PEACEAnimals September Newsletter: Checking Out the Crocodiles at Boca Negra
Gretchen DeWitt - PEACEAnimals

September 24, 2017

CROCODILES! Very recently, a large crocodile was caught in the marina, transported to the Ameca River and released there. A year or two ago, a chocolate Lab wearing a red collar had jumped into the water after a ball at the marina and was taken under by a crocodile. Horrified onlookers watched and filmed the crocodile as it swam leisurely between yachts and sailboats for two hours with the dog in its jaws. A few weeks ago, a fisherman up to his ankles in the Ameca River was grabbed by a crocodile and drowned. His body showed marks of having been bitten by a crocodile. Crocodiles are protected here, and as a result, have no fear of humans.

At Boca Negra Beach close to the airport, there is a large lagoon filled with crocodiles. All one had to do to see them in the past was go to the tree-lined edge of the lagoon and move a tree branch back and forth in the water for a couple of minutes. This would signal that a bird, dog, raccoon or other small mammal could be in the water. Across the lagoon and at first looking like a log or a large piece of driftwood, one would almost immediately see a crocodile approaching. And then a couple more would glide silently to the place where the water was being disturbed. This was the time to return to the beach.

Boca Negra is a very long, often windswept beach, marked by black rocks reaching out in the water in the middle of it.

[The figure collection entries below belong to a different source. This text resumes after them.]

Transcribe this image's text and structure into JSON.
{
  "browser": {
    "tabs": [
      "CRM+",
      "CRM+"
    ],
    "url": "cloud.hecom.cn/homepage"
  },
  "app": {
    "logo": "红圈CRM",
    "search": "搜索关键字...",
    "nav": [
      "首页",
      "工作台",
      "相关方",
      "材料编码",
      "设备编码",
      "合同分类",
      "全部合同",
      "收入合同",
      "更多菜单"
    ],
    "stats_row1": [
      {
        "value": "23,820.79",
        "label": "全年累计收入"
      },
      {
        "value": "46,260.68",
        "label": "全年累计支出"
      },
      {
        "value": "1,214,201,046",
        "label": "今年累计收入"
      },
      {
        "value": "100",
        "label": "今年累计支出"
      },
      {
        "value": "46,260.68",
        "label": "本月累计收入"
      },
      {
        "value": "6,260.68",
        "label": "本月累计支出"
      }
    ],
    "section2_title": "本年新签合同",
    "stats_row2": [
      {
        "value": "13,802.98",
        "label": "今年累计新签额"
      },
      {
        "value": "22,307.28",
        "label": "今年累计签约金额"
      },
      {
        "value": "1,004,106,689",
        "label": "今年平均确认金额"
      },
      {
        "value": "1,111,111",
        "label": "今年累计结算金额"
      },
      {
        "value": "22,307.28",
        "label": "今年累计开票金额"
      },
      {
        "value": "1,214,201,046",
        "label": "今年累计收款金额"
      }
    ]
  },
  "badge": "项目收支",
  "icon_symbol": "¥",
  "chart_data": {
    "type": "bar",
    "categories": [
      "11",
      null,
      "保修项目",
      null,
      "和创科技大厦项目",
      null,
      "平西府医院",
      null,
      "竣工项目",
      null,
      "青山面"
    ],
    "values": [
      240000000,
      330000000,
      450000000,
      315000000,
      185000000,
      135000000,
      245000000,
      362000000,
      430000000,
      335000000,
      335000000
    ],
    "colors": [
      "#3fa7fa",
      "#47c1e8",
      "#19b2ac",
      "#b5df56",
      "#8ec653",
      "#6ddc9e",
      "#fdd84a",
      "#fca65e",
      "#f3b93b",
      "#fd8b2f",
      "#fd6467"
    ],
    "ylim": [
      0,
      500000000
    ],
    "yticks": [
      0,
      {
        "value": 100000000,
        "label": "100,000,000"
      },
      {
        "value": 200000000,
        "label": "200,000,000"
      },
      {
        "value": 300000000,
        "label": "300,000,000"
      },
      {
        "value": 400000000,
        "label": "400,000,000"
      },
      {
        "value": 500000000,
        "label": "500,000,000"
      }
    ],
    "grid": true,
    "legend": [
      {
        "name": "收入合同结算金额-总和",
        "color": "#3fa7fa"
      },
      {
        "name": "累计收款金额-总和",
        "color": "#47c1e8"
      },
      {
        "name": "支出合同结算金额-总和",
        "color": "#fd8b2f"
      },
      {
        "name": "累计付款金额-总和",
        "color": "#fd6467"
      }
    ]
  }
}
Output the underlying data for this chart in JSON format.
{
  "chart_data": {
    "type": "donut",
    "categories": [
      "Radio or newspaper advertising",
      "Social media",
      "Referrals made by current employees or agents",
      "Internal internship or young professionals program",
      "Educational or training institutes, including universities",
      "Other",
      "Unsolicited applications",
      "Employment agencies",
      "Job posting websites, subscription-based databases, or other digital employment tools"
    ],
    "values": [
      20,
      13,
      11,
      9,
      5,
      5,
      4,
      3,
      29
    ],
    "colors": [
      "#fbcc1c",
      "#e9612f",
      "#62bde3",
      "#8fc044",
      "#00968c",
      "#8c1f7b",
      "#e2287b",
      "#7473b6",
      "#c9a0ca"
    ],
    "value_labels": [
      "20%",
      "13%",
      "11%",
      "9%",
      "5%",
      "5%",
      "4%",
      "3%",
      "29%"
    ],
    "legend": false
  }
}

During turtle egg-laying season, there is usually a camp set up for a turtle study group from the University of Guadalajara.

Last week I took our dogs for an afternoon walk at Boca Negra. Due to continued rains, the edge of the lagoon has moved further up on the sandy beach. There is now a fence in place in front of the narrow dirt path to the lagoon and next to the old warning signs. There is no fence in front the beach where the lagoon has extended. As the dogs approached the edge of the new perimeter of the lagoon, I shouted anxiously at them to come back.

It´s a very short distance now across the sand from the lagoon to the edge of the bay, and as the water isn´t clear at Boca Negra, I choose not to swim. Crocodiles have glands in their tongues that alligators don´t have. These special glands excrete excess salt from their bodies, which means they can spend up to several weeks in sea water.